Consistency model
Oxia is both a coordination service and a metadata store. For coordination workloads the guarantees determine whether fencing, leader election, and session tracking behave correctly under failure. For metadata workloads they determine whether pointers to external data — object-storage paths, ledger IDs, log offsets — stay consistent with that data. Losing or reordering a metadata entry can make the underlying data permanently unreachable, so Oxia aims at guarantees comparable to those of storage systems, not weaker than a typical coordination service.
What Oxia guarantees
These guarantees apply to every successful operation.
-
Per-key linearizability with read-after-write. For any single key, successful operations appear to execute atomically in a total order consistent with real time. Once a write is acknowledged, every subsequent operation on that key — from any client — observes that write or a later one, regardless of transient failures, leader failover, or reconnects. A read never returns an older value than an update that has already been acknowledged.
-
Durable after acknowledgment. Once an operation returns success, its effect survives the crash of any minority of replicas in the shard. The ack is issued only after a quorum of replicas has durably persisted the entry.
-
Ordered sequence generation. When a client uses atomic sequence keys to assign monotonic offsets, the order in which that client’s asynchronous operations are applied is preserved under all conditions — including failures and retries.
What Oxia does not guarantee
-
No cross-shard linearizability. Each shard is linearizable on its own, but operations on different shards have no defined real-time relationship. Two clients writing to different shards may disagree about which write “happened first.”
-
No multi-key transactions across shards. Atomic updates apply to a single shard; a batch that touches keys on different shards is not committed atomically across them.
-
No global total order. Notifications are ordered per shard; there is no cluster-wide monotonic timestamp.

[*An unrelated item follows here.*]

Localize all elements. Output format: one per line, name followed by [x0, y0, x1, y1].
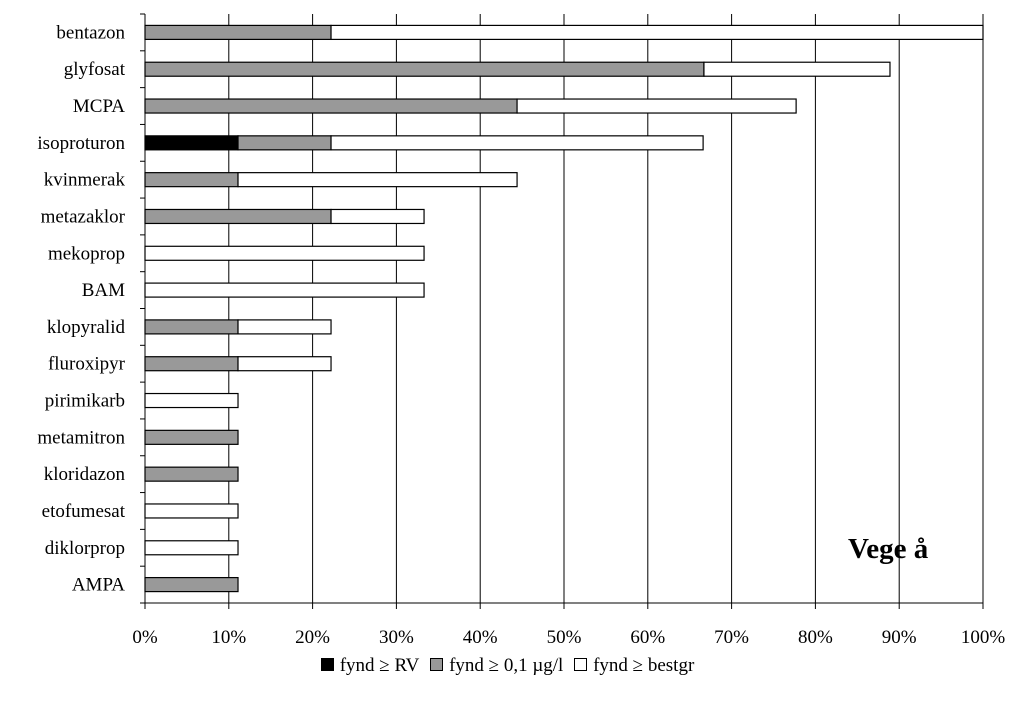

Coordination workloads rarely hit these limits: fencing, leader election, session tracking, and offset assignment all operate on a single key or a co-located key range, and related keys can be pinned to the same shard with a partition key.
How these guarantees are enforced and validated
Under the hood the shard replication protocol maintains a small set of invariants that together imply the external guarantees above. See protocol safety for the invariants and the leader-failover procedure, and the TLA+ and Maelstrom pages for the formal and empirical validation pipelines.